Canada Moves to Protect Polar Bears
Photo by Norbert Rosing/NGS
Manitoba, Canada announced plans late last week to create two wildlife sanctuaries in the boreal forests along the northern section of Hudson Bay, a move they say will help aid in the protection of polar bears, beluga whales, caribou, ringed and bearded seals, and numerous bird populations. The two locations, known as the Kaskatamagan Sipi and Kaskatamagan Wildlife Management Areas, are increasingly becoming destinations for eco-tourists (which we’ve noted on the blog here and here, and experienced firsthand when associate editor Amy Alipio made a visit to Churchill in 2007). The plight of the bears were a topic of a 2002 story in National Geographic magazine, details of which you can find here, and several of these animals were among the ten “flagship” species designated in Copenhagen today as being affected by climate change.

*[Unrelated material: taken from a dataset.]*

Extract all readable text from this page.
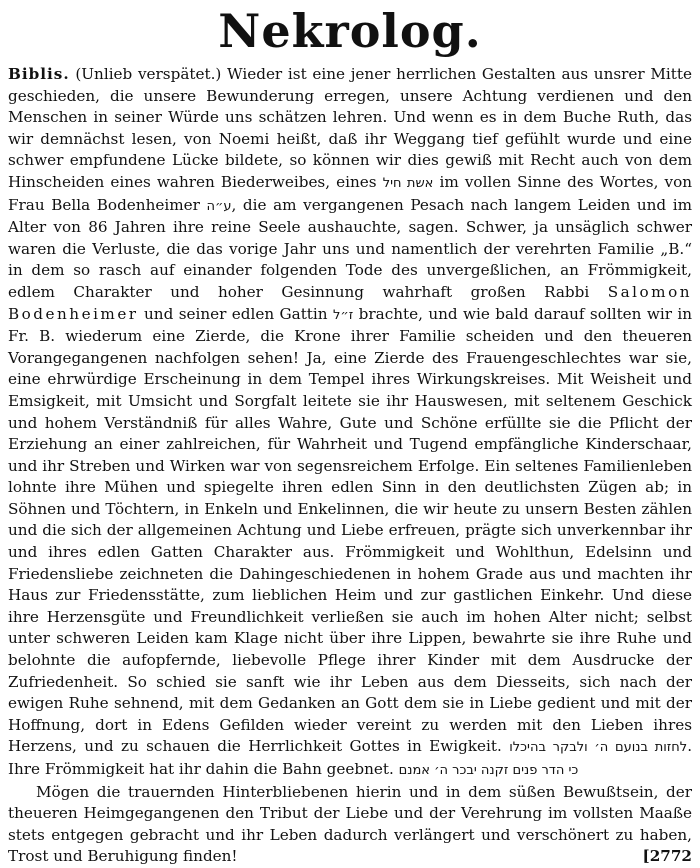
Nekrolog.

Biblis. (Unlieb verspätet.) Wieder ist eine jener herrlichen Gestalten aus unsrer Mitte geschieden, die unsere Bewunderung erregen, unsere Achtung verdienen und den Menschen in seiner Würde uns schätzen lehren. Und wenn es in dem Buche Ruth, das wir demnächst lesen, von Noemi heißt, daß ihr Weggang tief gefühlt wurde und eine schwer empfundene Lücke bildete, so können wir dies gewiß mit Recht auch von dem Hinscheiden eines wahren Biederweibes, eines אשת חיל im vollen Sinne des Wortes, von Frau Bella Bodenheimer ע״ה, die am vergangenen Pesach nach langem Leiden und im Alter von 86 Jahren ihre reine Seele aushauchte, sagen. Schwer, ja unsäglich schwer waren die Verluste, die das vorige Jahr uns und namentlich der verehrten Familie „B.“ in dem so rasch auf einander folgenden Tode des unvergeßlichen, an Frömmigkeit, edlem Charakter und hoher Gesinnung wahrhaft großen Rabbi Salomon Bodenheimer und seiner edlen Gattin ז״ל brachte, und wie bald darauf sollten wir in Fr. B. wiederum eine Zierde, die Krone ihrer Familie scheiden und den theueren Vorangegangenen nachfolgen sehen! Ja, eine Zierde des Frauengeschlechtes war sie, eine ehrwürdige Erscheinung in dem Tempel ihres Wirkungskreises. Mit Weisheit und Emsigkeit, mit Umsicht und Sorgfalt leitete sie ihr Hauswesen, mit seltenem Geschick und hohem Verständniß für alles Wahre, Gute und Schöne erfüllte sie die Pflicht der Erziehung an einer zahlreichen, für Wahrheit und Tugend empfängliche Kinderschaar, und ihr Streben und Wirken war von segensreichem Erfolge. Ein seltenes Familienleben lohnte ihre Mühen und spiegelte ihren edlen Sinn in den deutlichsten Zügen ab; in Söhnen und Töchtern, in Enkeln und Enkelinnen, die wir heute zu unsern Besten zählen und die sich der allgemeinen Achtung und Liebe erfreuen, prägte sich unverkennbar ihr und ihres edlen Gatten Charakter aus. Frömmigkeit und Wohlthun, Edelsinn und Friedensliebe zeichneten die Dahingeschiedenen in hohem Grade aus und machten ihr Haus zur Friedensstätte, zum lieblichen Heim und zur gastlichen Einkehr. Und diese ihre Herzensgüte und Freundlichkeit verließen sie auch im hohen Alter nicht; selbst unter schweren Leiden kam Klage nicht über ihre Lippen, bewahrte sie ihre Ruhe und belohnte die aufopfernde, liebevolle Pflege ihrer Kinder mit dem Ausdrucke der Zufriedenheit. So schied sie sanft wie ihr Leben aus dem Diesseits, sich nach der ewigen Ruhe sehnend, mit dem Gedanken an Gott dem sie in Liebe gedient und mit der Hoffnung, dort in Edens Gefilden wieder vereint zu werden mit den Lieben ihres Herzens, und zu schauen die Herrlichkeit Gottes in Ewigkeit. לחזות בנועם ה׳ ולבקר בהיכלו. Ihre Frömmigkeit hat ihr dahin die Bahn geebnet. כי הדר פנים זקנה יבכר ה׳ אמנם

Mögen die trauernden Hinterbliebenen hierin und in dem süßen Bewußtsein, der theueren Heimgegangenen den Tribut der Liebe und der Verehrung im vollsten Maaße stets entgegen gebracht und ihr Leben dadurch verlängert und verschönert zu haben, Trost und Beruhigung finden!	[2772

Protecting 1,544 square miles of boreal forest will help reduce greenhouse gas emissions by absorbing carbon dioxide from the atmosphere. A recent study sponsored by the Boreal Songbird Initiative and the Canadian Boreal Initiative, reported on by the Nat Geo Newswatch blog here, noted that Canada’s boreal forests store nearly twice as much carbon per acre as tropical forests.
The CBC notes that the new designation means that “logging, mining, hydroelectric power development, oil and gas exploration or development, and any other activities that could significantly and adversely affect natural habitat are banned in the new protected areas.” Meanwhile, Manitoba has placed the polar bear on their endangered species list, and is in the process of upgrading a facility in Churchill that will help the bears continue to thrive.